The kind that break the camel’s back,
the kind at which we clutch:
they can be one and the same.
Item: my poor friend T., in such
a panic over the one he’d grabbed
attempting to escape his grief:
his own blogsite, of all things,
which buoyed him like a leaf,
providing outlet for his rage
and some solution to his loneliness,
but then, as straws do, snapped,
or rather briefly crashed; and this
it was that put him round the bend.
Recently widowed, a martyr to gout,
his house consumed by mold,
he’d every reason to want out,
yet had hung tough despite it all-
until, that is, his cyberloss
(so slight, so soon repaired)
sent him thirstily back to the sauce
and made of him a broken reed:
“I just can’t cope, I just can’t cope . . .”
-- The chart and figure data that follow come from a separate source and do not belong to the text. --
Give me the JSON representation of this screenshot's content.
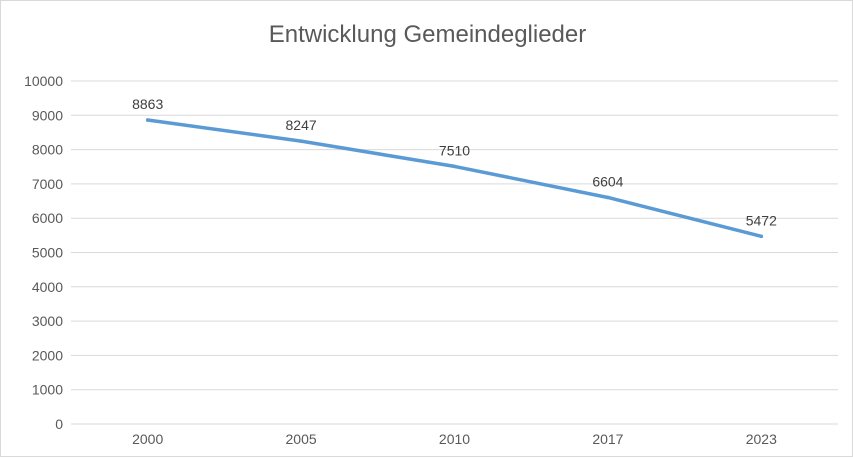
{
  "chart_data": {
    "type": "line",
    "title": "Entwicklung Gemeindeglieder",
    "categories": [
      "2000",
      "2005",
      "2010",
      "2017",
      "2023"
    ],
    "series": [
      {
        "values": [
          8863,
          8247,
          7510,
          6604,
          5472
        ],
        "color": "#5b9bd5"
      }
    ],
    "ylim": [
      0,
      10000
    ],
    "yticks": [
      0,
      1000,
      2000,
      3000,
      4000,
      5000,
      6000,
      7000,
      8000,
      9000,
      10000
    ],
    "grid": true,
    "legend": "none",
    "data_labels": true,
    "gridline_color": "#d9d9d9"
  }
}
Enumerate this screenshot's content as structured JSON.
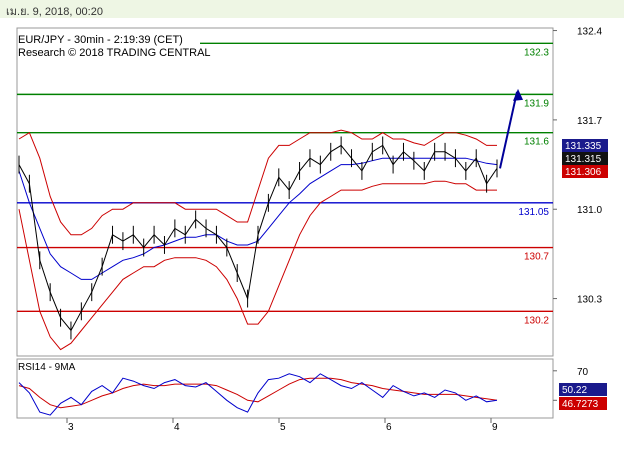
{
  "header": {
    "timestamp": "เม.ย. 9, 2018, 00:20"
  },
  "chart_data": {
    "type": "line",
    "title": "EUR/JPY - 30min - 2:19:39 (CET)",
    "subtitle": "Research © 2018 TRADING CENTRAL",
    "ylim": [
      129.85,
      132.42
    ],
    "y_ticks": [
      "132.4",
      "131.7",
      "131.0",
      "130.3"
    ],
    "x_ticks": [
      {
        "label": "3",
        "pos": 0
      },
      {
        "label": "4",
        "pos": 1
      },
      {
        "label": "5",
        "pos": 2
      },
      {
        "label": "6",
        "pos": 3
      },
      {
        "label": "9",
        "pos": 4
      }
    ],
    "levels": [
      {
        "value": 132.3,
        "label": "132.3",
        "color": "#008000"
      },
      {
        "value": 131.9,
        "label": "131.9",
        "color": "#008000"
      },
      {
        "value": 131.6,
        "label": "131.6",
        "color": "#008000"
      },
      {
        "value": 131.05,
        "label": "131.05",
        "color": "#0000cc"
      },
      {
        "value": 130.7,
        "label": "130.7",
        "color": "#cc0000"
      },
      {
        "value": 130.2,
        "label": "130.2",
        "color": "#cc0000"
      }
    ],
    "price_tags": [
      {
        "value": 131.335,
        "label": "131.335",
        "color": "#1a1a8c"
      },
      {
        "value": 131.315,
        "label": "131.315",
        "color": "#111111"
      },
      {
        "value": 131.306,
        "label": "131.306",
        "color": "#cc0000"
      }
    ],
    "series": [
      {
        "role": "price",
        "color": "#000000",
        "values": [
          131.35,
          131.2,
          130.6,
          130.35,
          130.15,
          130.05,
          130.2,
          130.35,
          130.55,
          130.8,
          130.75,
          130.8,
          130.7,
          130.8,
          130.72,
          130.85,
          130.8,
          130.92,
          130.85,
          130.8,
          130.7,
          130.5,
          130.3,
          130.8,
          131.05,
          131.25,
          131.15,
          131.3,
          131.4,
          131.35,
          131.45,
          131.5,
          131.4,
          131.3,
          131.45,
          131.5,
          131.35,
          131.45,
          131.38,
          131.3,
          131.45,
          131.45,
          131.4,
          131.3,
          131.4,
          131.2,
          131.32
        ]
      },
      {
        "role": "moving-average",
        "color": "#0000cc",
        "values": [
          131.3,
          131.05,
          130.85,
          130.65,
          130.55,
          130.5,
          130.45,
          130.45,
          130.5,
          130.55,
          130.6,
          130.62,
          130.65,
          130.7,
          130.72,
          130.75,
          130.78,
          130.78,
          130.8,
          130.8,
          130.75,
          130.72,
          130.72,
          130.75,
          130.85,
          130.95,
          131.05,
          131.12,
          131.2,
          131.25,
          131.3,
          131.35,
          131.35,
          131.36,
          131.38,
          131.4,
          131.4,
          131.4,
          131.4,
          131.4,
          131.4,
          131.4,
          131.4,
          131.4,
          131.38,
          131.36,
          131.35
        ]
      },
      {
        "role": "bollinger-upper",
        "color": "#cc0000",
        "values": [
          131.55,
          131.6,
          131.4,
          131.1,
          130.9,
          130.8,
          130.8,
          130.85,
          130.95,
          131.0,
          131.0,
          131.05,
          131.05,
          131.05,
          131.05,
          131.05,
          131.0,
          131.0,
          131.0,
          131.0,
          130.95,
          130.9,
          130.9,
          131.15,
          131.4,
          131.5,
          131.5,
          131.55,
          131.6,
          131.6,
          131.6,
          131.62,
          131.6,
          131.55,
          131.55,
          131.6,
          131.55,
          131.55,
          131.52,
          131.5,
          131.55,
          131.6,
          131.6,
          131.58,
          131.55,
          131.5,
          131.5
        ]
      },
      {
        "role": "bollinger-lower",
        "color": "#cc0000",
        "values": [
          131.0,
          130.6,
          130.2,
          130.0,
          129.9,
          129.95,
          130.05,
          130.15,
          130.25,
          130.35,
          130.45,
          130.5,
          130.55,
          130.55,
          130.6,
          130.62,
          130.62,
          130.62,
          130.6,
          130.55,
          130.45,
          130.3,
          130.1,
          130.1,
          130.2,
          130.4,
          130.6,
          130.8,
          130.95,
          131.05,
          131.1,
          131.15,
          131.15,
          131.15,
          131.18,
          131.2,
          131.2,
          131.2,
          131.2,
          131.2,
          131.22,
          131.22,
          131.2,
          131.2,
          131.15,
          131.15,
          131.15
        ]
      }
    ],
    "forecast": {
      "from": 131.32,
      "to": 131.92,
      "color": "#000099"
    },
    "rsi": {
      "label": "RSI14 - 9MA",
      "ylim": [
        38,
        78
      ],
      "ticks": [
        "70",
        "50"
      ],
      "value_tags": [
        {
          "value": 50.22,
          "label": "50.22",
          "color": "#1a1a8c"
        },
        {
          "value": 46.7273,
          "label": "46.7273",
          "color": "#cc0000"
        }
      ],
      "rsi_values": [
        62,
        55,
        42,
        40,
        48,
        52,
        47,
        56,
        60,
        55,
        65,
        63,
        60,
        58,
        62,
        64,
        60,
        59,
        62,
        56,
        50,
        45,
        42,
        55,
        64,
        65,
        68,
        66,
        62,
        68,
        64,
        60,
        58,
        62,
        57,
        52,
        60,
        56,
        53,
        55,
        52,
        57,
        55,
        50,
        53,
        49,
        50
      ],
      "ma_values": [
        60,
        58,
        52,
        47,
        45,
        46,
        47,
        50,
        53,
        55,
        58,
        60,
        61,
        60,
        60,
        61,
        61,
        61,
        61,
        60,
        57,
        54,
        50,
        49,
        53,
        57,
        61,
        64,
        65,
        65,
        65,
        64,
        62,
        61,
        60,
        58,
        57,
        56,
        55,
        54,
        54,
        54,
        54,
        53,
        52,
        51,
        50
      ]
    }
  }
}
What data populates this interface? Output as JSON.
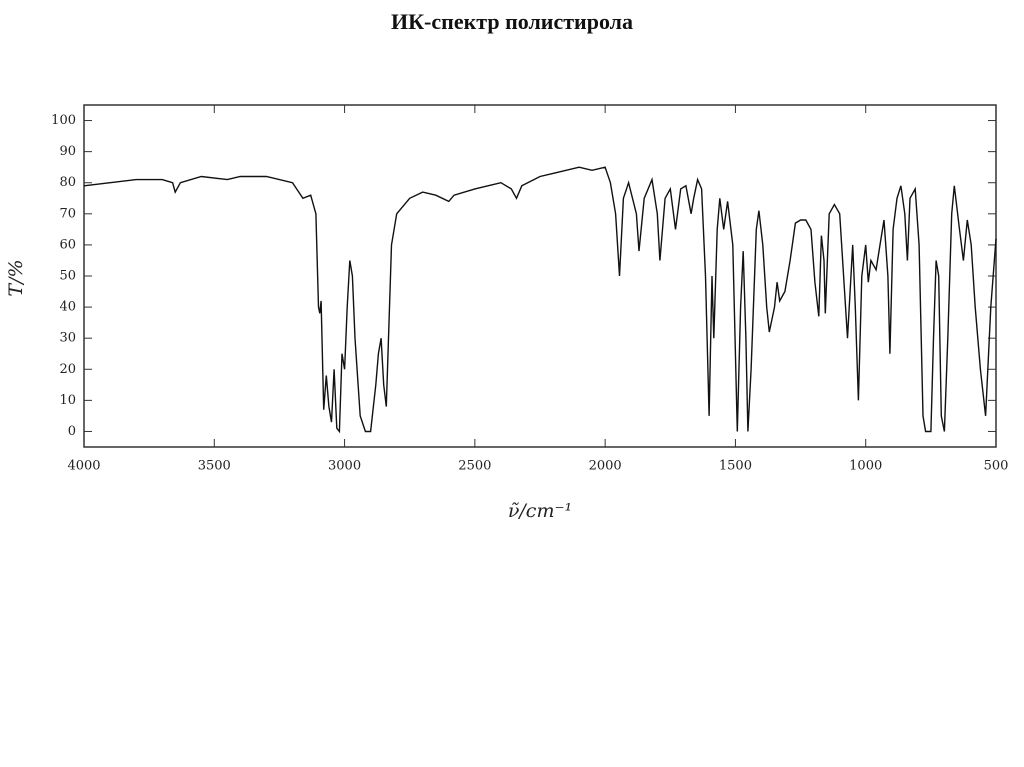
{
  "chart_data": {
    "type": "line",
    "title": "ИК-спектр полистирола",
    "xlabel": "ν̃/cm⁻¹",
    "ylabel": "T/%",
    "xlim": [
      4000,
      500
    ],
    "ylim": [
      -5,
      105
    ],
    "xticks": [
      4000,
      3500,
      3000,
      2500,
      2000,
      1500,
      1000,
      500
    ],
    "yticks": [
      0,
      10,
      20,
      30,
      40,
      50,
      60,
      70,
      80,
      90,
      100
    ],
    "series": [
      {
        "color": "#111111",
        "x": [
          4000,
          3900,
          3800,
          3700,
          3660,
          3650,
          3630,
          3550,
          3450,
          3400,
          3300,
          3200,
          3160,
          3130,
          3110,
          3100,
          3095,
          3090,
          3080,
          3070,
          3060,
          3050,
          3040,
          3030,
          3020,
          3010,
          3000,
          2990,
          2980,
          2970,
          2960,
          2940,
          2920,
          2900,
          2880,
          2870,
          2860,
          2850,
          2840,
          2820,
          2800,
          2750,
          2700,
          2650,
          2600,
          2580,
          2500,
          2450,
          2400,
          2360,
          2340,
          2320,
          2250,
          2200,
          2100,
          2050,
          2000,
          1980,
          1960,
          1945,
          1930,
          1910,
          1880,
          1870,
          1850,
          1820,
          1800,
          1790,
          1770,
          1750,
          1730,
          1710,
          1690,
          1670,
          1660,
          1645,
          1630,
          1615,
          1601,
          1590,
          1583,
          1570,
          1560,
          1545,
          1530,
          1510,
          1493,
          1480,
          1470,
          1460,
          1452,
          1440,
          1420,
          1410,
          1395,
          1380,
          1370,
          1350,
          1340,
          1330,
          1310,
          1290,
          1270,
          1250,
          1230,
          1210,
          1195,
          1180,
          1170,
          1160,
          1155,
          1140,
          1120,
          1100,
          1085,
          1070,
          1050,
          1040,
          1028,
          1015,
          1000,
          990,
          980,
          960,
          945,
          930,
          915,
          907,
          895,
          880,
          865,
          850,
          840,
          830,
          810,
          795,
          780,
          770,
          750,
          740,
          730,
          720,
          710,
          698,
          685,
          670,
          660,
          640,
          625,
          610,
          595,
          580,
          560,
          540,
          520,
          500
        ],
        "values": [
          79,
          80,
          81,
          81,
          80,
          77,
          80,
          82,
          81,
          82,
          82,
          80,
          75,
          76,
          70,
          40,
          38,
          42,
          7,
          18,
          8,
          3,
          20,
          1,
          0,
          25,
          20,
          40,
          55,
          50,
          30,
          5,
          0,
          0,
          15,
          25,
          30,
          15,
          8,
          60,
          70,
          75,
          77,
          76,
          74,
          76,
          78,
          79,
          80,
          78,
          75,
          79,
          82,
          83,
          85,
          84,
          85,
          80,
          70,
          50,
          75,
          80,
          70,
          58,
          75,
          81,
          70,
          55,
          75,
          78,
          65,
          78,
          79,
          70,
          75,
          81,
          78,
          50,
          5,
          50,
          30,
          65,
          75,
          65,
          74,
          60,
          0,
          40,
          58,
          30,
          0,
          20,
          65,
          71,
          60,
          40,
          32,
          40,
          48,
          42,
          45,
          55,
          67,
          68,
          68,
          65,
          48,
          37,
          63,
          55,
          38,
          70,
          73,
          70,
          50,
          30,
          60,
          40,
          10,
          50,
          60,
          48,
          55,
          52,
          60,
          68,
          50,
          25,
          65,
          75,
          79,
          70,
          55,
          75,
          78,
          60,
          5,
          0,
          0,
          30,
          55,
          50,
          5,
          0,
          30,
          70,
          79,
          65,
          55,
          68,
          60,
          40,
          20,
          5,
          40,
          62
        ]
      }
    ]
  }
}
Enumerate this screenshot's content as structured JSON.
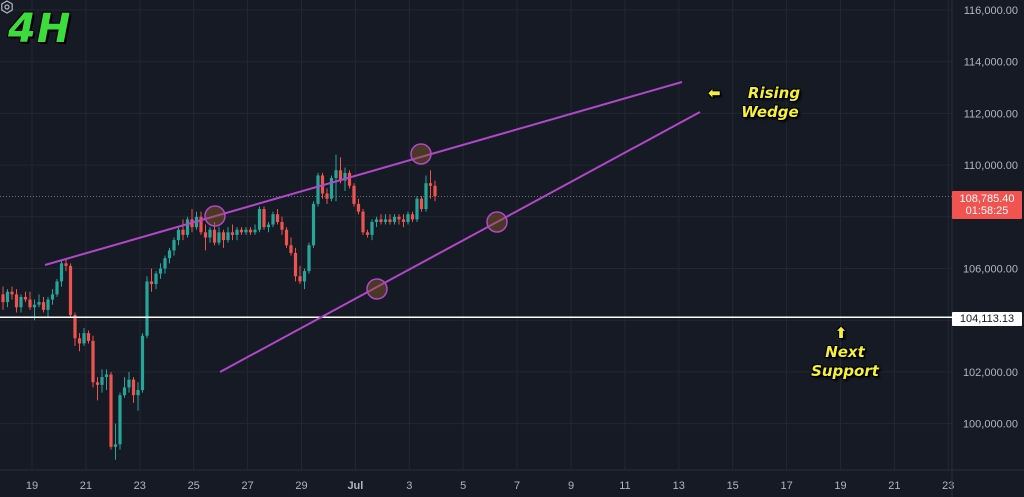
{
  "timeframe_label": "4H",
  "annotations": {
    "wedge": {
      "line1": "Rising",
      "line2": "Wedge"
    },
    "support": {
      "line1": "Next",
      "line2": "Support"
    }
  },
  "price_tags": {
    "last_price": "108,785.40",
    "countdown": "01:58:25",
    "support_level": "104,113.13"
  },
  "colors": {
    "background": "#161a25",
    "grid": "#232733",
    "up": "#26a69a",
    "down": "#ef5350",
    "wedge_line": "#b048c8",
    "support_line": "#ffffff",
    "annotation": "#f5f03a",
    "timeframe": "#3ddc3d"
  },
  "chart_data": {
    "type": "candlestick",
    "title": "BTC 4H Rising Wedge",
    "y_axis": {
      "ticks": [
        "116,000.00",
        "114,000.00",
        "112,000.00",
        "110,000.00",
        "108,000.00",
        "106,000.00",
        "104,000.00",
        "102,000.00",
        "100,000.00"
      ],
      "visible_tick_labels": [
        "116,000.00",
        "114,000.00",
        "112,000.00",
        "110,000.00",
        "106,000.00",
        "102,000.00",
        "100,000.00"
      ],
      "range": [
        98500,
        116200
      ]
    },
    "x_axis": {
      "ticks": [
        "19",
        "21",
        "23",
        "25",
        "27",
        "29",
        "Jul",
        "3",
        "5",
        "7",
        "9",
        "11",
        "13",
        "15",
        "17",
        "19",
        "21",
        "23"
      ]
    },
    "grid": true,
    "last_price": 108785.4,
    "support_level": 104113.13,
    "wedge": {
      "upper_line": [
        [
          45,
          265
        ],
        [
          682,
          82
        ]
      ],
      "lower_line": [
        [
          220,
          372
        ],
        [
          700,
          112
        ]
      ],
      "touch_points": [
        [
          215,
          216
        ],
        [
          421,
          154
        ],
        [
          377,
          289
        ],
        [
          497,
          222
        ]
      ]
    },
    "candles": [
      [
        105000,
        105300,
        104400,
        104700
      ],
      [
        104700,
        105200,
        104500,
        105100
      ],
      [
        105100,
        105300,
        104800,
        105000
      ],
      [
        105000,
        105200,
        104300,
        104500
      ],
      [
        104500,
        105000,
        104300,
        104900
      ],
      [
        104900,
        105100,
        104700,
        104800
      ],
      [
        104800,
        105100,
        104400,
        104500
      ],
      [
        104500,
        104800,
        104000,
        104600
      ],
      [
        104600,
        105000,
        104500,
        104700
      ],
      [
        104700,
        104900,
        104300,
        104400
      ],
      [
        104400,
        104900,
        104100,
        104800
      ],
      [
        104800,
        105200,
        104600,
        105000
      ],
      [
        105000,
        105600,
        104900,
        105500
      ],
      [
        105500,
        106300,
        105300,
        106200
      ],
      [
        106200,
        106400,
        105900,
        106100
      ],
      [
        106100,
        106200,
        104100,
        104200
      ],
      [
        104200,
        104300,
        103000,
        103300
      ],
      [
        103300,
        103500,
        102800,
        103100
      ],
      [
        103100,
        103700,
        103000,
        103500
      ],
      [
        103500,
        103600,
        103100,
        103200
      ],
      [
        103200,
        103400,
        101400,
        101600
      ],
      [
        101600,
        101800,
        100900,
        101500
      ],
      [
        101500,
        102100,
        101200,
        101800
      ],
      [
        101800,
        102100,
        101300,
        101900
      ],
      [
        101900,
        102000,
        99000,
        99100
      ],
      [
        99100,
        100000,
        98600,
        99200
      ],
      [
        99200,
        101200,
        99000,
        101100
      ],
      [
        101100,
        101800,
        101000,
        101400
      ],
      [
        101400,
        102000,
        101200,
        101700
      ],
      [
        101700,
        101800,
        100800,
        101100
      ],
      [
        101100,
        101600,
        100500,
        101300
      ],
      [
        101300,
        103500,
        101200,
        103400
      ],
      [
        103400,
        105700,
        103300,
        105500
      ],
      [
        105500,
        106000,
        105100,
        105400
      ],
      [
        105400,
        105900,
        105200,
        105800
      ],
      [
        105800,
        106200,
        105600,
        106000
      ],
      [
        106000,
        106500,
        105800,
        106400
      ],
      [
        106400,
        106800,
        106200,
        106700
      ],
      [
        106700,
        107200,
        106500,
        107100
      ],
      [
        107100,
        107600,
        106900,
        107500
      ],
      [
        107500,
        107900,
        107100,
        107300
      ],
      [
        107300,
        108000,
        107200,
        107900
      ],
      [
        107900,
        108300,
        107400,
        107600
      ],
      [
        107600,
        108200,
        107500,
        108000
      ],
      [
        108000,
        108200,
        107300,
        107400
      ],
      [
        107400,
        107700,
        106700,
        107200
      ],
      [
        107200,
        107600,
        107000,
        107500
      ],
      [
        107500,
        107800,
        106900,
        107000
      ],
      [
        107000,
        107600,
        106900,
        107400
      ],
      [
        107400,
        107500,
        106800,
        107100
      ],
      [
        107100,
        107600,
        107000,
        107400
      ],
      [
        107400,
        107700,
        107100,
        107300
      ],
      [
        107300,
        107600,
        107100,
        107500
      ],
      [
        107500,
        107600,
        107300,
        107400
      ],
      [
        107400,
        107600,
        107300,
        107500
      ],
      [
        107500,
        107600,
        107300,
        107400
      ],
      [
        107400,
        107700,
        107300,
        107500
      ],
      [
        107500,
        108400,
        107400,
        108300
      ],
      [
        108300,
        108400,
        107500,
        107600
      ],
      [
        107600,
        107800,
        107400,
        107700
      ],
      [
        107700,
        108200,
        107600,
        108100
      ],
      [
        108100,
        108300,
        107700,
        107800
      ],
      [
        107800,
        108000,
        107300,
        107500
      ],
      [
        107500,
        107600,
        106800,
        106900
      ],
      [
        106900,
        107200,
        106500,
        106600
      ],
      [
        106600,
        106800,
        105500,
        105700
      ],
      [
        105700,
        106100,
        105400,
        105500
      ],
      [
        105500,
        106000,
        105200,
        105900
      ],
      [
        105900,
        107000,
        105800,
        106900
      ],
      [
        106900,
        108600,
        106800,
        108500
      ],
      [
        108500,
        109700,
        108400,
        109600
      ],
      [
        109600,
        109700,
        108700,
        108900
      ],
      [
        108900,
        109100,
        108500,
        108700
      ],
      [
        108700,
        109600,
        108600,
        109500
      ],
      [
        109500,
        110400,
        108600,
        109800
      ],
      [
        109800,
        110300,
        109300,
        109400
      ],
      [
        109400,
        109900,
        109000,
        109700
      ],
      [
        109700,
        109800,
        109100,
        109200
      ],
      [
        109200,
        109300,
        108400,
        108500
      ],
      [
        108500,
        108700,
        108100,
        108200
      ],
      [
        108200,
        108300,
        107300,
        107400
      ],
      [
        107400,
        107500,
        107200,
        107300
      ],
      [
        107300,
        107900,
        107100,
        107800
      ],
      [
        107800,
        108000,
        107600,
        107900
      ],
      [
        107900,
        108100,
        107700,
        107800
      ],
      [
        107800,
        108100,
        107700,
        107900
      ],
      [
        107900,
        108100,
        107700,
        107800
      ],
      [
        107800,
        108100,
        107700,
        108000
      ],
      [
        108000,
        108100,
        107700,
        107900
      ],
      [
        107900,
        108100,
        107600,
        107800
      ],
      [
        107800,
        108200,
        107700,
        108100
      ],
      [
        108100,
        108200,
        107800,
        107900
      ],
      [
        107900,
        108800,
        107800,
        108700
      ],
      [
        108700,
        108800,
        108200,
        108300
      ],
      [
        108300,
        109600,
        108200,
        109300
      ],
      [
        109300,
        109800,
        108700,
        109200
      ],
      [
        109200,
        109400,
        108600,
        108800
      ]
    ]
  }
}
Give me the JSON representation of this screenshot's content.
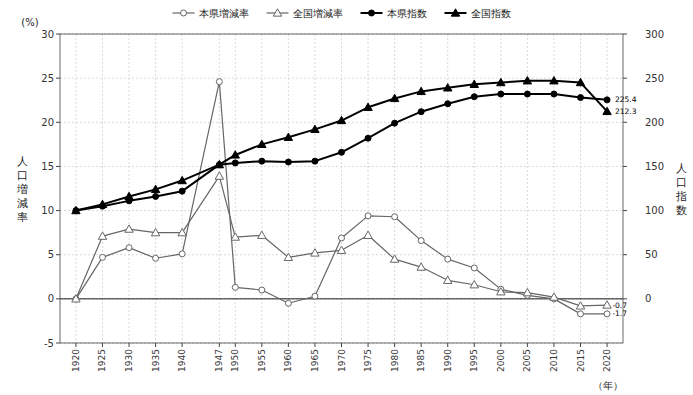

He didn’t say as much, but I suspect
what had him reaching for the rope
in some small part was that hopeless sense
of vulnerability to everything,
of himself as weakened to the point
where any bit of chaff could bring
his whole life toppling down-
humiliating to be crushed by straw.
No wonder of it, though:
to modify another old saw,
when one can no longer make hay,
the sun having ceased to shine,
one grasps at random stalks,
and these can break the strongest spine.